Layla Jorge Teixeira Cesar*
Foto: Estudantes à entrada do templo
de Confúcio em Pequim
Nesta foto, tirada no último
sábado, se vê um dos numerosos grupos de estudantes reunidos em visita ao Templo
de Confúcio. Todos se curvam à entrada, como é habitual em Pequim, em sinal de
respeito à história que estão prestes a compartilhar.
O Templo de Confúcio foi
construído em 1302 e serviu às dinastias Yuan, Ming e Qing, até a Revolução de
1911-1912. Durante este período, operou em paralelo à Academia Imperial de
Pequim, como duas faces de um mesmo sistema. A Academia, concebida para
desempenhar uma função prática, tornou-se centro administrativo para gestão da
educação e reuniu a principal elite de estudantes do império. O Templo, por sua
vez, foi consagrado à função simbólica de materializar o ideal filosófico de
Confúcio: já no pátio central, 198 colunas de pedra gravam os nomes de 51.624
acadêmicos de destaque para o império.
O confucionismo remonta ao
nascimento do próprio filósofo, em 551 a.C., e carrega a educação como seu
elemento central. Cada uma das gerações que se apropriaram da filosofia, ao
longo dos últimos séculos, imprimiu nela suas próprias influências, resultando o
confucionismo hodierno num complexo sistema ético.

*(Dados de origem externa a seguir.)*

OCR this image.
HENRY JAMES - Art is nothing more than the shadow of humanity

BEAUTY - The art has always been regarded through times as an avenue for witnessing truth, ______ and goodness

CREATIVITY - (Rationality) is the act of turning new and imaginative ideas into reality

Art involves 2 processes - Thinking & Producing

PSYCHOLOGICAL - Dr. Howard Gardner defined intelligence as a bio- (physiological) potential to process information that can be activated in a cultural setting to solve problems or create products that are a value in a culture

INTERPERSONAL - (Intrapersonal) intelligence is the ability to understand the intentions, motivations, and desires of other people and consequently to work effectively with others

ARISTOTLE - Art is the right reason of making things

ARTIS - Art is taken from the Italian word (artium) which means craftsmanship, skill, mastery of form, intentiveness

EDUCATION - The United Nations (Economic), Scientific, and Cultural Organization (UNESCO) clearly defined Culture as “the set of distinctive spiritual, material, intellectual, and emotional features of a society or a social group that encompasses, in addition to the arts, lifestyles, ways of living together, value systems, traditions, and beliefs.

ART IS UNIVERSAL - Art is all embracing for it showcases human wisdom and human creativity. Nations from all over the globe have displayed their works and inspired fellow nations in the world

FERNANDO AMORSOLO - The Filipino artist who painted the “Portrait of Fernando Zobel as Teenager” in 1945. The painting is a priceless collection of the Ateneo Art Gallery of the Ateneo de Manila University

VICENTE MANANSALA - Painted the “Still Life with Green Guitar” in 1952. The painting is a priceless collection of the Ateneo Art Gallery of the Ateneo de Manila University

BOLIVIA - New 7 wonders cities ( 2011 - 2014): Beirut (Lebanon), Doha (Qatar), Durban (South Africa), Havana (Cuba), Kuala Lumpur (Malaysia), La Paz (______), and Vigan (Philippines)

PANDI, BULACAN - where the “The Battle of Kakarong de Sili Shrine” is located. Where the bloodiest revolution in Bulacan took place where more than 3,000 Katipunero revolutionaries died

Enquanto algumas correntes o
descrevem como uma doutrina hierárquica, dogmática e autoritária, outras
enfatizam sua dimensão pedagógica, de estímulo à construção coletiva do saber
crítico, onde se reconhece em todo indivíduo o potencial para atingir a
perfeição através do conhecimento –- e, enfim, tornar-se “cristalino como o
jade”.
Estes aspectos aparentemente
contraditórios do confucionismo convivem na prática e se substituem em
importância de acordo com o momento sócio-histórico que atravessam seus
praticantes.
Atualmente, o processo de
globalização e internacionalização da educação proporciona, a nível local, a
replicação de tensões que observamos em outras partes do mundo – inclusive no
Brasil. A adesão à reprodução da vida material dentro da lógica da “sociedade do
conhecimento”, reinstalou o investimento em educação como prioridade na agenda
do governo chinês com uma orientação clara para a formação de “capital humano” e
serviço à expansão econômica.
No nível superior, o processo de
massificação do acesso organizado entre 1999 e 2005 ampliou as taxas de
matrícula em mais de 40%. Em contrapartida, a obsessão em desenvolver
universidades de “padrão global” – evidenciada pela criação do Shanghai
ranking –, produz uma grave hierarquização
inter-institucional, com maior volume de recursos destinado aos
projetos 211 e 985 para universidades de elite, e intra-institucional,
com foco em áreas estratégicas associadas à produção de tecnologia.
Este processo de abertura à lógica
do capital estrangeiro foi facilitado pelo fato de que as noções de hierarquia e
competitividade já ecoavam no seio da cultura local. Dito de outro modo, a
lógica neoliberal se apropria do pensamento confucionista e outros traços
culturais centrais e exacerba as dimensões que a favorecem.
Esta não é a primeira vez que a
China se vê confrontada por influências externas, e já em outros momentos se
observou sua reação. Durante a crise da dinastia Ming, registrou-se o primeiro
retorno ao confucionismo como substrato cultural de referência para organização
social chinesa, no movimento conhecido como “Neo-Confucionismo”. Já no final do
século XIX e após a Revolução de 1911-1912, se utilizou recurso semelhante na
implementação do chamado “Novo Confucionismo” como estratégia de formação de um
consenso social forte o suficiente para garantir a coesão da sociedade local.
Hoje, assistimos com esperança ao
renascimento do Novo Confucionismo como oportunidade de criação de um paradigma
alternativo e coletivista. Não se trata um retorno literal às raízes da
filosofia confucionista. Trata-se do emprego de fundações já existentes para
instituição de um novo consenso social que se coloque como alternativa crítica à
influência do capital estrangeiro, substituindo a competição pela comunhão como
motor da excelência.
Nota: Para mais informações sobre o
Novo Confucionismo contemporâneo, ver os trabalhos de Tu Wei-ming, professor de
filosofía da Universidade de Harvard, e Robert Cummings Neville, professor de
filosofía e teologia da Universidade de Boston.
*Layla Jorge Teixeira Cesar, mestre em Sociologia pela UnB, foi assessora do Reitor José Geraldo de Sousa Junior, no período de seu mandato na UnB (2008-2012). Participa atualmente do programa MARIHE - Mestrado em Pesquisa e Inovação em Ensino Superior, uma ação do consórcio entre universidades na Àustria, Finlândia, Espanha, China e Alemanha. Faz parte da rede Diálogos Lyrianos – O Direito Achado na Rua.